Our year-on-year analysis of the worst performing regions in Australia revealed that three of the top five – Gosford, Wyong and Lower Hunter – were adjoining. All three regions feature very high levels of personal insolvency, and Wyong and Lower Hunter, in particular, score poorly on the ABS Index of Economic Opportunity.
Residents in these areas also appear to have relatively high levels of debt, meaning that rising interest rates are going to disproportionately impact them. These areas also have less variety in their employment opportunities than metropolitan regions, making it harder for workers to access pay rises compared to the more mobile city-based workers. The closest major city to these regions, Newcastle, has also been struggling with very high commercial rental and property costs.

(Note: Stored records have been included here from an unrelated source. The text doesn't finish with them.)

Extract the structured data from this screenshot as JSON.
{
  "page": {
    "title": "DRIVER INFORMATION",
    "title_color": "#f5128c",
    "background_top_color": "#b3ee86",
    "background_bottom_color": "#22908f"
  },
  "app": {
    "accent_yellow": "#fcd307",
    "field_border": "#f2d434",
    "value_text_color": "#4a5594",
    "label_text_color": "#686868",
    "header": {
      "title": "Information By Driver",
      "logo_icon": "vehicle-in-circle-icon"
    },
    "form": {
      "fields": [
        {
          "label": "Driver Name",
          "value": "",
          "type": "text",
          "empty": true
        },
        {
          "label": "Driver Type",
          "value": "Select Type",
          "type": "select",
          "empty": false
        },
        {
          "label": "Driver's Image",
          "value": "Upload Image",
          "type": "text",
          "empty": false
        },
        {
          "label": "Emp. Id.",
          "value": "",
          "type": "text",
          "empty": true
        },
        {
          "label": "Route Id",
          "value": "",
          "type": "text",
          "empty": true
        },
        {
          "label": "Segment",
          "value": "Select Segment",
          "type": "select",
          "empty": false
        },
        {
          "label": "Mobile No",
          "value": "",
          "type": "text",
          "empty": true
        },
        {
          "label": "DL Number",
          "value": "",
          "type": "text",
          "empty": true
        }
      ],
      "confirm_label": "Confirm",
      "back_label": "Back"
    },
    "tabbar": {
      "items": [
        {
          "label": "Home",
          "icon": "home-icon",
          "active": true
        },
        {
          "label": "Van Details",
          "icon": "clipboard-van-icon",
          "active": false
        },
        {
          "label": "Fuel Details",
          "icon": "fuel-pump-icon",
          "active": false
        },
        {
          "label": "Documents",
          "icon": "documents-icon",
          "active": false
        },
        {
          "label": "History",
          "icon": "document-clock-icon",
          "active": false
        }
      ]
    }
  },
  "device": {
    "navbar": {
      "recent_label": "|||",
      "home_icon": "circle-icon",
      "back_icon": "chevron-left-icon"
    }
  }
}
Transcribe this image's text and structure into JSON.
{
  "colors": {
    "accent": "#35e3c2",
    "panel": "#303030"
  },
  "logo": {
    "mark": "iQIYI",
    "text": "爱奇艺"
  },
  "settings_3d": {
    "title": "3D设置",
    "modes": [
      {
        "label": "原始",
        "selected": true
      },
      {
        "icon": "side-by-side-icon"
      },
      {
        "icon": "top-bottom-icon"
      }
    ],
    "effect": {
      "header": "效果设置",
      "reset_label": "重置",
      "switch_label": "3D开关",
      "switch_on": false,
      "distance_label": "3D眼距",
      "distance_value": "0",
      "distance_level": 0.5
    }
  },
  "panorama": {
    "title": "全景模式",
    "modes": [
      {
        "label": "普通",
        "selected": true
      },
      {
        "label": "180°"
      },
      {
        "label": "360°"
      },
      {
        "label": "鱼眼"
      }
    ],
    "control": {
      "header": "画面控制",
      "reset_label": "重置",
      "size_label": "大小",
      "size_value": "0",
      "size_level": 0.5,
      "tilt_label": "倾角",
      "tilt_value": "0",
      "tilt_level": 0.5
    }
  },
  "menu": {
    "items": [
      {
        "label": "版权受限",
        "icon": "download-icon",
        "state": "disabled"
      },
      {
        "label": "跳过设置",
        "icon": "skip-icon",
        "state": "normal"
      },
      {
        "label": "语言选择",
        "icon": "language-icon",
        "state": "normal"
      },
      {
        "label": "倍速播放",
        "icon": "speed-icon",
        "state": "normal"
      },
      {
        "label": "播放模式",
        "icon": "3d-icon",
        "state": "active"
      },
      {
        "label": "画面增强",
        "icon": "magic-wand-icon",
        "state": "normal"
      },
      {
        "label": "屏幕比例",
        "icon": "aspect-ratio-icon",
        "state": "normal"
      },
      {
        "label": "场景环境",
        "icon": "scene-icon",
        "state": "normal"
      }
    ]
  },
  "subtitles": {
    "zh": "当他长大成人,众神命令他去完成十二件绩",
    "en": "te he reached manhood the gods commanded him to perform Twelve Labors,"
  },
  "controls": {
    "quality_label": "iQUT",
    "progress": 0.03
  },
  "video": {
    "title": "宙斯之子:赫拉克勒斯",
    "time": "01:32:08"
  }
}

Source: CreditorWatch Business Risk Index April 2023
We expect that insolvency levels will continue to rise, particularly as we enter the new financial year, and many businesses confront a reduced revenue forecast in their new budgets. We already know that there are now fewer jobs being advertised than this time a year ago, and this trend is likely to continue. So far, most Australian employees have felt quite comfortable in their employment and therefore have been more confident to continue to spend and book holidays and tables at restaurants. As the unemployment rate inevitably moves higher however, this trend will reverse, and a lot more belt tightening will occur.
Note: CreditorWatch’s inputs for trade receivables data are currently being upgraded. Therefore, reference to that metric and the publishing of associated charts have been omitted from this month’s Business Risk Index commentary. Reporting of trade receivables data will resume in the June results commentary, released next month.